En los pasillos del recuerdo siento la presencia de aquellas ratas en vela hurgando en mis pertenencias.

Sus expresiones monocordes, intermitentes colocándose dentro del elenco de intérpretes: búhos, mosquitos, aullidos perrunos y algunas cucarachas rasgando con sus patas el nylon con azúcar blanca.

El cóctel sonoro era una constante en cada noche terriblemente oscura. Me convencí que la nocturnidad se intensifica con el odio y la malicia. Además, como luz sólo podía contar con el leve resplandor de una bombilla que era un detalle sin importancia ante el rigor de las tinieblas.

A dos cuartas de mis pies emergía el hedor de mis evacuaciones. Era una erupción de olores demoníacos despachados por aquel orificio de unos 10 centímetros de diámetro.

Mi servicio sanitario sembrado en el piso. Un hueco. La parte más visible de una fosa donde se contorneaban los gusanos -allá abajo, en las profundidades- con una pasión que mis ojos captaban en unas miradas huidizas y con la marca del asombro.

Los nidos de las avispas mostraban cierta perfección empotrados en el techo. Lo construían durante el día mediante continuos viajes al exterior de la celda para traer la materia prima: pequeñas porciones de tierra convertidas finalmente en conos muy delineados y resistentes.

Al principio de mi estadía allí, temía sus picadas, pero llegamos a tolerarnos sin que hubiera ningún incidente. Llegué a profesarles afecto. Eran de alguna manera mis huéspedes junto al nutrido ejército de hormigas, los pelotones de moscas y las diminutas arañas sobre sus telares.

Supe el sabor del agua mezclada con tierra. Bebía el fango con determinación. Otras posibilidades eran sólo practicables dentro de los límites de las ilusiones. Con la diaria ingestión llegaron las amebas. Entre los paliativos y las infecciones repetidas se cimentó la vulnerabilidad física con la aparición o agravamiento de varias dolencias.

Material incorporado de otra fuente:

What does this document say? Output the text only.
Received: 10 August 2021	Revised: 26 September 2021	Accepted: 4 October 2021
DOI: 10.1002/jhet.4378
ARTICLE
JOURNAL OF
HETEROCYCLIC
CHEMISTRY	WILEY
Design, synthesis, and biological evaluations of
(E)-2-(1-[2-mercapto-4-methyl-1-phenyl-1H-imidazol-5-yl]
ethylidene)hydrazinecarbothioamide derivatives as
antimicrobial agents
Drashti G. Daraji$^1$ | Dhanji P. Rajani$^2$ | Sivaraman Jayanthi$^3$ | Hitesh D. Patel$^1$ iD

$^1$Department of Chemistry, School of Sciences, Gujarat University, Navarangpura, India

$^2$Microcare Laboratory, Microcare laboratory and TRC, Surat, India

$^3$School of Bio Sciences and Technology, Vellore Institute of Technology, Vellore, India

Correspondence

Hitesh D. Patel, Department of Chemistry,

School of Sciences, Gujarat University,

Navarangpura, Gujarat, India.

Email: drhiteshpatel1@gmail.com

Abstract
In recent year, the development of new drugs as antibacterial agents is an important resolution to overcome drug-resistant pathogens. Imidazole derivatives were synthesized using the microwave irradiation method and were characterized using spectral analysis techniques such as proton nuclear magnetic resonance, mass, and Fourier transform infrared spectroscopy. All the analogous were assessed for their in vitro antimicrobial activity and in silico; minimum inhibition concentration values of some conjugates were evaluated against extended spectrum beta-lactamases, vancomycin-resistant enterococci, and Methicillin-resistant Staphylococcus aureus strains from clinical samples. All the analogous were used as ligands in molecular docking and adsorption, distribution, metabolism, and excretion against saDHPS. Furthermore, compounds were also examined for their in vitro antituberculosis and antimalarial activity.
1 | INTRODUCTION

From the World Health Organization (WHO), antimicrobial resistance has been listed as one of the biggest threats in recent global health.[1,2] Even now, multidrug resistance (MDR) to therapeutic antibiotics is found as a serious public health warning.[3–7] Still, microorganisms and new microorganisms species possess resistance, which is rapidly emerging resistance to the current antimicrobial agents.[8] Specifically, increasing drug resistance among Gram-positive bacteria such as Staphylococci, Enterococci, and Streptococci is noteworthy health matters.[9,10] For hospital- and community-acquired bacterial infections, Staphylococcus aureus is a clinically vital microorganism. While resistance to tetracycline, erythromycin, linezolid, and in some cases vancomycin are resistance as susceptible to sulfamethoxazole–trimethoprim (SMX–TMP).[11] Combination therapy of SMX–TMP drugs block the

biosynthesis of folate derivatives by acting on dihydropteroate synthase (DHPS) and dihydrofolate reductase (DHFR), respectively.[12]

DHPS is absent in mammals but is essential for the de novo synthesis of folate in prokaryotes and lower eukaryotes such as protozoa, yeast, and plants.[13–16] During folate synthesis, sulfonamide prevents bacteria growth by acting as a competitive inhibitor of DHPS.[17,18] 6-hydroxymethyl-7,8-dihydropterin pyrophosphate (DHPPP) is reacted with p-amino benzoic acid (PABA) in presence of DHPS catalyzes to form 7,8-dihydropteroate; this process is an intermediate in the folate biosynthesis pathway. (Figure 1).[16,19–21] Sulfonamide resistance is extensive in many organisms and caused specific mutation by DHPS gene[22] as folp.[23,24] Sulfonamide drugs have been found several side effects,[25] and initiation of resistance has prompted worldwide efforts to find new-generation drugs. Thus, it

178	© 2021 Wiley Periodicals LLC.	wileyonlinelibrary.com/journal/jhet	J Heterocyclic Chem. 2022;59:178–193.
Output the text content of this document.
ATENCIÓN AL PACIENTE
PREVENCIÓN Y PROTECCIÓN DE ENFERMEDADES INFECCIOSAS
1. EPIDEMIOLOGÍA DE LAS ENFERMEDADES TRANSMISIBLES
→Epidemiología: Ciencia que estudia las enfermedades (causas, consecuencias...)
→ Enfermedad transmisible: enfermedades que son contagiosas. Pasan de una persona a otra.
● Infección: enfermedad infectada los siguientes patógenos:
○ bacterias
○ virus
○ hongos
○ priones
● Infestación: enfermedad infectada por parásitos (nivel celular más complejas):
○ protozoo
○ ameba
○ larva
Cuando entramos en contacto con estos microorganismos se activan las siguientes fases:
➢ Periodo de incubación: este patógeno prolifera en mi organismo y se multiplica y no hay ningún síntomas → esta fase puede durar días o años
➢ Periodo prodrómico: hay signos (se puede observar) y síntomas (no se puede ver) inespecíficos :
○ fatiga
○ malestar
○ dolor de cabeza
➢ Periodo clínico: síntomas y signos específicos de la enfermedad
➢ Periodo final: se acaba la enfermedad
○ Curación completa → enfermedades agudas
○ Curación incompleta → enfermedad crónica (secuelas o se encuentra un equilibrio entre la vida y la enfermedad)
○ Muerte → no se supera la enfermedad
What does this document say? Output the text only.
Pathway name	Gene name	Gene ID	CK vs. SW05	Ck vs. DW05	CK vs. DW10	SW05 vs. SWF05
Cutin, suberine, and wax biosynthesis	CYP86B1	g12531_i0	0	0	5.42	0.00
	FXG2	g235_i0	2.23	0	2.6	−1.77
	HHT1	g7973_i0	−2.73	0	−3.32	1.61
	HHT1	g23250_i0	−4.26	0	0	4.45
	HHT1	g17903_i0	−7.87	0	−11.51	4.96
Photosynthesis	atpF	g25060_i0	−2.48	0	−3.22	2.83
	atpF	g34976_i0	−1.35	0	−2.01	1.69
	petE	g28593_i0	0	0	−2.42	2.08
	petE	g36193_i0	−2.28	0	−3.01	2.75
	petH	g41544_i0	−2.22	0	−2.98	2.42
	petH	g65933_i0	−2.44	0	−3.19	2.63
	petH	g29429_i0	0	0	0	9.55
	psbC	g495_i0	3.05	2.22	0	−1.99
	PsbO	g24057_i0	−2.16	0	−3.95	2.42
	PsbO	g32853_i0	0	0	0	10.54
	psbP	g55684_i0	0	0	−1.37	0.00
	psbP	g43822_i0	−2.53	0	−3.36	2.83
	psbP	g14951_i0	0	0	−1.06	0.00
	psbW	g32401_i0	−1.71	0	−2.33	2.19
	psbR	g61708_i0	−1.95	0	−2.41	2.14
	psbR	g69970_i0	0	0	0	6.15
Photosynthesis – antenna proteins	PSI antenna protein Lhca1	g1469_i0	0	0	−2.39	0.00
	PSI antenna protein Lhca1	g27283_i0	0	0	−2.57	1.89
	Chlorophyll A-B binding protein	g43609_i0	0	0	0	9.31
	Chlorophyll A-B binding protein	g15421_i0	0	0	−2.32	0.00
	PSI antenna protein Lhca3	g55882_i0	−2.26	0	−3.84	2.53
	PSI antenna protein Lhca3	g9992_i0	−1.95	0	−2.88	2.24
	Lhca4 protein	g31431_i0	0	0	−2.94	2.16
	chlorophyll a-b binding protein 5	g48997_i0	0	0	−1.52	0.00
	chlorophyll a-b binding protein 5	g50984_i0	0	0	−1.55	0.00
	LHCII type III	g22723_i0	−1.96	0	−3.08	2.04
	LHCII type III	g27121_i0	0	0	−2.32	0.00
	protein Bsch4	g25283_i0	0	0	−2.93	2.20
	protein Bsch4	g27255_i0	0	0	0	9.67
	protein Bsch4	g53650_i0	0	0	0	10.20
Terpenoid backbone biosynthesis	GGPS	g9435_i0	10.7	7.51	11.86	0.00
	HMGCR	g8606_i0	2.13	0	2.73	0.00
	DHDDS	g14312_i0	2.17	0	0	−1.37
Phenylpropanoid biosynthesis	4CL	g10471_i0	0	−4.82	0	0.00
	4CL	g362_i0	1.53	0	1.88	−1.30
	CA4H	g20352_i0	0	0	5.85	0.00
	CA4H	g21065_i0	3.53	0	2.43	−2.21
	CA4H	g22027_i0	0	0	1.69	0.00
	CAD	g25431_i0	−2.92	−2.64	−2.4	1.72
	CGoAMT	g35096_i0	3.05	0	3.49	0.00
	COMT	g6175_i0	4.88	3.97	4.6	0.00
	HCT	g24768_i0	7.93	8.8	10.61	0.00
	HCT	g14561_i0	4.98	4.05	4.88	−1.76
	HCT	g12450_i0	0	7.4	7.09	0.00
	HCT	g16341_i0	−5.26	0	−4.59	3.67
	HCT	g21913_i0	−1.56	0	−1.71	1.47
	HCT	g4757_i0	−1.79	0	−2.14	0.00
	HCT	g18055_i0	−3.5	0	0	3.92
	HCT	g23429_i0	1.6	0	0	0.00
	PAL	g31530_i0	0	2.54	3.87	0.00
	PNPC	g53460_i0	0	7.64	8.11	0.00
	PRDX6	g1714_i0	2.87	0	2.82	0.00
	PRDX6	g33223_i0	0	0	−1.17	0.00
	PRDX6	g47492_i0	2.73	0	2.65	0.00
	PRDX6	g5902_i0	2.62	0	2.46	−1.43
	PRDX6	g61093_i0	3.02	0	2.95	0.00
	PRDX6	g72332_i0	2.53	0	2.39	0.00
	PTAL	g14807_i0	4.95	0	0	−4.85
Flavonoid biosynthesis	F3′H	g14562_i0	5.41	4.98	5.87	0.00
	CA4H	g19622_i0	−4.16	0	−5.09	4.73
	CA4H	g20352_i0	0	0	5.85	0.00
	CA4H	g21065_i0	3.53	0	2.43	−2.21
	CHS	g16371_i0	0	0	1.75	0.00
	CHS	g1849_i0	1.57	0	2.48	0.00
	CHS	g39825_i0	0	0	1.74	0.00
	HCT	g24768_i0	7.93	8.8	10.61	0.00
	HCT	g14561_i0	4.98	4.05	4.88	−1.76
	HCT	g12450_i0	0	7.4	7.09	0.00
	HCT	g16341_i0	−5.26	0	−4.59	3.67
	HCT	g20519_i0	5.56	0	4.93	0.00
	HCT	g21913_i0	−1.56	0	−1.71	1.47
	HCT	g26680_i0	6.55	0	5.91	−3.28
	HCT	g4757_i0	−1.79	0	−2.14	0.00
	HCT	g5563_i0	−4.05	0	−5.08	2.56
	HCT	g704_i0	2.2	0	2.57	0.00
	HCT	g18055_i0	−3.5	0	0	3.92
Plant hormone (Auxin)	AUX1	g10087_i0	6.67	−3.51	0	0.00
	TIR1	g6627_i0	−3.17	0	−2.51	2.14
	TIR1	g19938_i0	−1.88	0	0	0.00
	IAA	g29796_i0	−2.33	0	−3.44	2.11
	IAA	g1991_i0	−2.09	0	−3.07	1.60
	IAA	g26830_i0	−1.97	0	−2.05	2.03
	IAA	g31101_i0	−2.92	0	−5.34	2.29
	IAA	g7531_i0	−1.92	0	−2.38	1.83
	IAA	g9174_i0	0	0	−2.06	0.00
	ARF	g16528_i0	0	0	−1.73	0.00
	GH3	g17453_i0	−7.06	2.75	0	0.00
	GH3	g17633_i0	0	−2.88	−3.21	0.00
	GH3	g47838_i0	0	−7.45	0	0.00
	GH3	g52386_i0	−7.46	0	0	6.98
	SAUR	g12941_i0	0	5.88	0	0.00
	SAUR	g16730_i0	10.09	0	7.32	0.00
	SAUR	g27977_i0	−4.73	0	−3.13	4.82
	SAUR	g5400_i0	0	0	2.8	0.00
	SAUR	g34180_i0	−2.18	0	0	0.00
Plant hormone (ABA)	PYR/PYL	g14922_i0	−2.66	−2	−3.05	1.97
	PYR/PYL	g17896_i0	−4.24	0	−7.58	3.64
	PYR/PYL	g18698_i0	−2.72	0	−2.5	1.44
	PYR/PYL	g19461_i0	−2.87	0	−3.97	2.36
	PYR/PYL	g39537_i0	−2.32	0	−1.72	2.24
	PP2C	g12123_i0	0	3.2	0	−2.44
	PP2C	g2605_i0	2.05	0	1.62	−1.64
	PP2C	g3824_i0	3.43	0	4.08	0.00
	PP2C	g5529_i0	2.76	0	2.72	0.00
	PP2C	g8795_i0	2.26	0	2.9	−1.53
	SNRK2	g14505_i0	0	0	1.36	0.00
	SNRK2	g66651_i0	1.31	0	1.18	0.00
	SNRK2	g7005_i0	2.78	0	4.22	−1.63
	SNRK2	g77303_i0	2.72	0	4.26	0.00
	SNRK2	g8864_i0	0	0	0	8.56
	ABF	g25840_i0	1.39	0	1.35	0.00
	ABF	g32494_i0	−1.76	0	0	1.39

Aparte del agua sucia, el estómago recibía arroz en pegostes y con piedrecillas, frijoles al parecer cocidos en las calderas del infierno. O en sustitución sopa de cuero bovino. Mi memoria aún retiene los trozos de piel con la erizada pelambre flotando en la superficie de aquel líquido amarillo que agredía, sin clemencia, mis jugos gástricos y mi conciencia.

¿El plato fuerte? Un engrudo de harina de trigo con tufo a aguas albañales. Se le denominaba, aunque resulte increíble, pasta alimenticia. En ocasiones restos de un pescado de agua dulce llamado tenca. Del pez sólo llegaban las espinas y un olor ideal para las náuseas.

Dos veces al mes se distribuía la comida especial. Algo más humano, menos brutal, un paréntesis en la secuencia de barbaries. Estos son apenas briznas de mis recuerdos del Combinado Provincial de Guantánamo. Una prisión donde pude constatar las sombras de la civilización. Allí descubrí la zona donde el hombre logra una veraz imitación de las bestias.

Quisieron destruir mi psiquis, trastocar mi identidad primero con el aislamiento y después con la compañía de criminales y lunáticos. Por fortuna, y gracias a Dios, estoy aquí para contarlo. Me castigaron y me castigan por pensar a contracorriente, por no aceptar la doble moral, por pedir pluralidad y tolerancia.

Fueron casi dos años tras las rejas. Los agrios recuerdos de Guantánamo. La marca de la irracionalidad. Cindy Sheehan y sus colegas pacifistas estuvieron en Cuba para exigir el cierre de la prisión que los norteamericanos tiene en Guantánamo. Hay otra cárcel en este territorio que también merece la crítica y la clausura. Lo dice alguien que pensó no salir con vida de este sitio abominable.